Francis Henry Cucksey was born in Brooklyn, New York City on January 5, 1919, the son of Charles Cucksey and Helen Cramer. Cucksey was born with dwarfism and was 4 feet and 5 inches (135 cm) tall.

He married Anna "Ann" Mitchell Sholter (a fellow stage performer with dwarfism) on December 19, 1950, in Prince Albert, Saskatchewan, Canada. Their marriage was covered in Billboard magazine.

== Career ==
In the 1930s and 1940s, Cucksey worked as a performer at various night clubs as well as in uncredited roles in film and television. Cucksey was cast in the 1939 MGM film The Wizard of Oz by Leo Singer, the proprietor of Singer's Midgets. During the film, Cucksey portrayed a Munchkin townsperson/villager that gave Dorothy Gale (played by Judy Garland) some flowers. Notably, he was one of the two Munchkin actors whose actual voices were used for Munchkin dialogue during the film (the rest were created by studio voices recorded at a slow speed).

He is credited as one of the two singers of the song "We Thank You Very Sweetly" in the Munchkinland Musical Sequence of the film's soundtrack, as he recited the famous line "You've killed her so completely, that we thank you very sweetly" as an introduction to Ding-Dong! The Witch Is Dead.

In 1941, Cucksey was a member of the original Broadway cast of the musical revue, "Crazy with the Heat." In 1949, Cucksey was a singer in the cast of the national touring show, the "Hollywood Midget Movie Stars Revue" which sold-out to audiences across the country and held performances for several years.

Beginning in the late 1940s, Cucksey worked as a performer, tour guide, and host/ringmaster for the Ringling Bros. and Barnum & Bailey Circus and Circus Hall of Fame, with the billing name of "Cookie Cucksey." Alongside his wife Anna, Cucksey was also a touring performer with the Strates Shows in the 1950s, including performances at Madison Square Garden.

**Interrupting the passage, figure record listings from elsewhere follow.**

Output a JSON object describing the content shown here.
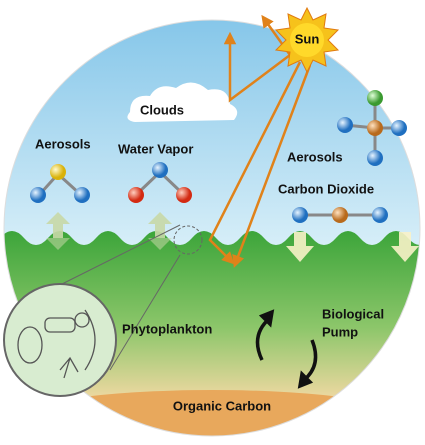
{
  "labels": {
    "sun": "Sun",
    "clouds": "Clouds",
    "aerosols_left": "Aerosols",
    "water_vapor": "Water Vapor",
    "aerosols_right": "Aerosols",
    "carbon_dioxide": "Carbon Dioxide",
    "phytoplankton": "Phytoplankton",
    "biological_pump": [
      "Biological",
      "Pump"
    ],
    "organic_carbon": "Organic Carbon"
  }
}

For over 25 years, Cucksey also worked as a fire department dispatcher and volunteer fire department captain for the South Trail Fire District in Sarasota, Florida. Because he worked without pay, he was offered to live at the department for free. He retired from his role in 1978 with the honorary title of deputy chief.

In his later life, he appeared at Wizard of Oz events and provided interviews along with several of the other surviving actors who portrayed Munchkins in the film.

== Death and legacy ==
He died on September 16, 1984, in Sarasota, Florida at the age of 65. He is buried at Palms Memorial Park in Sarasota.

On November 20, 2007, the Munchkin actors were collectively given a star on the Hollywood Walk of Fame.